Translational research requires reliable biomedical microdevices (BMMD) to mimic physiological conditions and answer
biological questions. In this work, we introduce a reversibly sealed quick-fit hybrid BMMD that is operator-friendly and bubble-free, requires low
reagent and cell consumption, enables robust and high throughput performance for biomedical experiments. Specifically, we fabricate a quick-fit
poly(methyl methacrylate) and poly(dimethyl
siloxane) (
PMMA/PDMS) prototype to illustrate its utilities by probing the adhesion of
glioblastoma cells (T98G and U251MG) to primary endothelial cells. In static condition, we confirm that angiopoietin-Tie2 signaling increases the adhesion of
glioblastoma cells to endothelial cells.
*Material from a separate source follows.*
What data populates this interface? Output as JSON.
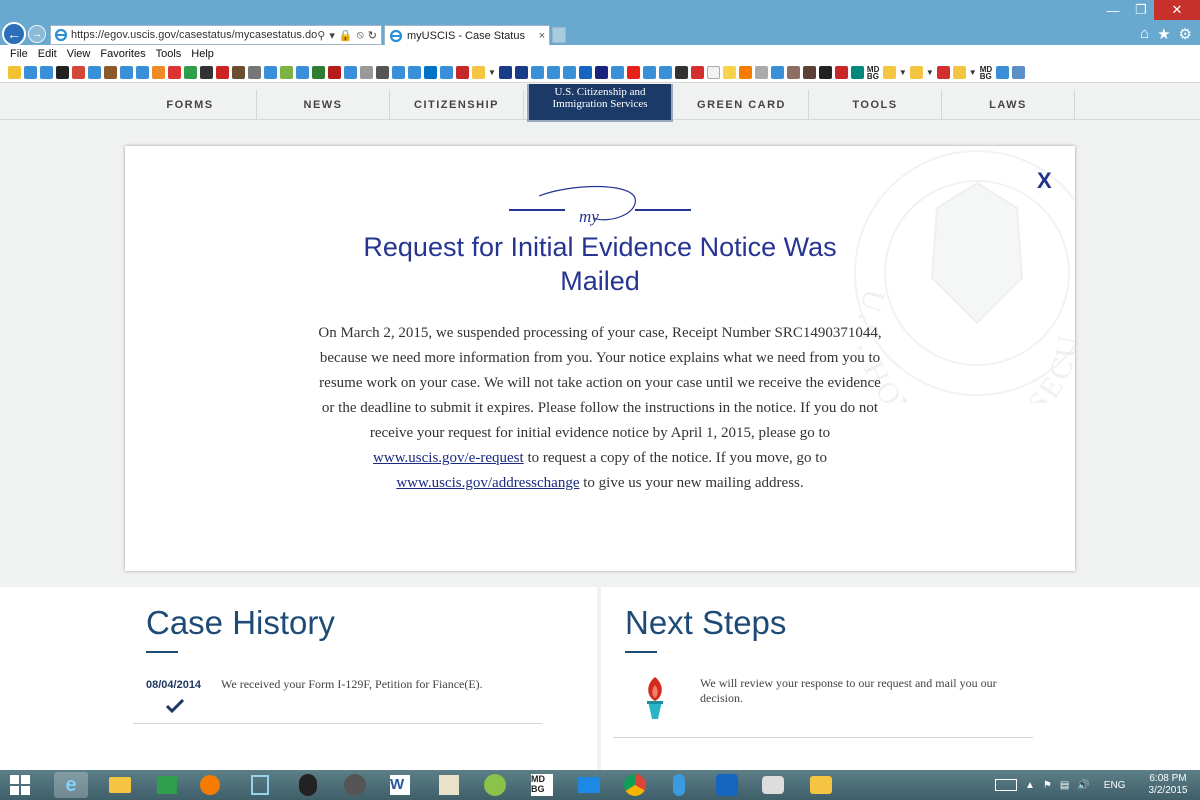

Next, to mimic the physiological hemodynamic flow and investigate the effect of physiological electric field, the endothelial cells are pre-conditioned with concurrent shear flow (with fixed 1 Pa shear stress) and direct current electric field (dcEF) in the quick-fit
PMMA/PDMS BMMD. With shear flow alone, endothelial cells exhibit classical parallel alignment; while under a concurrent dcEF, the cells align perpendicularly to the electric current when the dcEF is greater than 154 V m- 1. Moreover, with fixed shear stress of 1 Pa, T98G
glioblastoma cells demonstrate increased adhesion to endothelial cells conditioned in dcEF of 154 V m- 1, while U251MG
glioblastoma cells show no difference. The quick-fit hybrid BMMD provides a simple and flexible platform to create multiplex systems, making it possible to investigate complicated
biological conditions for translational research.